Pozostaje jednak pytanie: jak pomóc choremu na schizofrenię człowiekowi, który uporczywie odmawia przyjmowania leków, a na jakąkolwiek próbę zburzenia muru, jakim się otoczył, reaguje agresją?
Stosunek syna do ojca jest bardzo złożony. Tomasz zaczyna czuć się odpowiedzialny za człowieka zagłębiającego się w fobie i lęki. Chce pomóc mu wrócić do równowagi, nawet narażając na szwank własne życie osobiste. Zaniedbuje pracę i żonę, bo wie, że musi rozliczyć się z własnym życiem.

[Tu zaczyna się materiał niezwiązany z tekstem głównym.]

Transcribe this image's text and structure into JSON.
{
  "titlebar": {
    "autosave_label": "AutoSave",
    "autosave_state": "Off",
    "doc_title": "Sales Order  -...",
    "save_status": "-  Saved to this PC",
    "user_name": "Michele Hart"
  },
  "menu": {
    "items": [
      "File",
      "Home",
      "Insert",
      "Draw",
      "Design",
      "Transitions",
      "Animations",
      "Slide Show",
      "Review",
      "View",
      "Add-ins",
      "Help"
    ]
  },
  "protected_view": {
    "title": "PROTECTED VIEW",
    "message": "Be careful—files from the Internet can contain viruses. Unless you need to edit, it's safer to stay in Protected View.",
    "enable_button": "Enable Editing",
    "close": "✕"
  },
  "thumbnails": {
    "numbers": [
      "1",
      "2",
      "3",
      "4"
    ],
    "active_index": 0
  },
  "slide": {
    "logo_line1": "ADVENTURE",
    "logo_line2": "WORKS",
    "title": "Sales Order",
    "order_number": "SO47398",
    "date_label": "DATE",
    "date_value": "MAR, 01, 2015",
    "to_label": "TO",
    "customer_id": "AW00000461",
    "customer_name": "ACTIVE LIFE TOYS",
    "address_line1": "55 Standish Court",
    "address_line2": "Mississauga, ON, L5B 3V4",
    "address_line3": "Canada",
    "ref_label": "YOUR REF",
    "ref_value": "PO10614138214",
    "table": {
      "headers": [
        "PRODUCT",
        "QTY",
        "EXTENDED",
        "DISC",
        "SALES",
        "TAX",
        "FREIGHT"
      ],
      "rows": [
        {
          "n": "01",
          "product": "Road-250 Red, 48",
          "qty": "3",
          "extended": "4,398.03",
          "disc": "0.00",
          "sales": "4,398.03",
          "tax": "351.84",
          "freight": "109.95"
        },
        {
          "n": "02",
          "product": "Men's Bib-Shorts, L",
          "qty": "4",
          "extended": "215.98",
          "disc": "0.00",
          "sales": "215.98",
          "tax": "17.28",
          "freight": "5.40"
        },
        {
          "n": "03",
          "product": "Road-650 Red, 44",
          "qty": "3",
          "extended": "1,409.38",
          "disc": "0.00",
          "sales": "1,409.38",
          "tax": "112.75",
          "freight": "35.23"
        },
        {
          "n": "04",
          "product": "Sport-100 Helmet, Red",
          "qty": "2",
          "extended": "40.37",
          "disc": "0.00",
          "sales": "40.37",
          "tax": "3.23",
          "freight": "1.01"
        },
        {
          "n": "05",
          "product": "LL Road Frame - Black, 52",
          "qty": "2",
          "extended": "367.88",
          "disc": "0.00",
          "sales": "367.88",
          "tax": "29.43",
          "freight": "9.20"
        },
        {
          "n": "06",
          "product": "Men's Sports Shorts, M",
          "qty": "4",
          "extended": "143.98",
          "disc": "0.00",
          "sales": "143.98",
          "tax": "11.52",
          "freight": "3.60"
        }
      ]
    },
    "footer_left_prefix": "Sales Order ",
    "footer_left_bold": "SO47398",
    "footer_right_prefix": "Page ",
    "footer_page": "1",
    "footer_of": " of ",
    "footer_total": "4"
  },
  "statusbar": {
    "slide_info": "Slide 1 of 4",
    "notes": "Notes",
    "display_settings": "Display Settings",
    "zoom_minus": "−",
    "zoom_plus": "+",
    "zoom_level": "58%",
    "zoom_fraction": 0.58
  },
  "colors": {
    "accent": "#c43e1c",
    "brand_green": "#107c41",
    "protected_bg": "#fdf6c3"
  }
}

Spotkanie po latach uzmysławia Tomaszowi, że nie utrzymując z ojcem przez lata kontaktu, stracił coś niepowtarzalnego. Uzmysławia sobie, jak silne są więzy krwi.
Rozliczenia z własnym życiem
Bohater Konopki próbuje zrozumieć człowieka, z którym rozłączyły go los i choroba, ale którego geny ma. Czy także ten gen, który powoduje cierpienie umysłu? Taki niepokój też podświadomie go męczy. Przecież zdarza się, że choroby psychiczne przechodzą z pokolenia na pokolenie. Czy kiedyś dopadnie to i jego? Albo dziecko, które właśnie się rodzi?
Bartosz Konopka nie ukrywa, że scenariusz, choć fikcyjny, powstał na kanwie własnych rozliczeń z przeszłością. On sam mierzył się w życiu z chorobą ojca. Kończąc katowicką szkołę filmową, zrobił dyplomowy film „Czubek". Po śmierci ojca, w 2005 roku, zamierzał nakręcić dokument.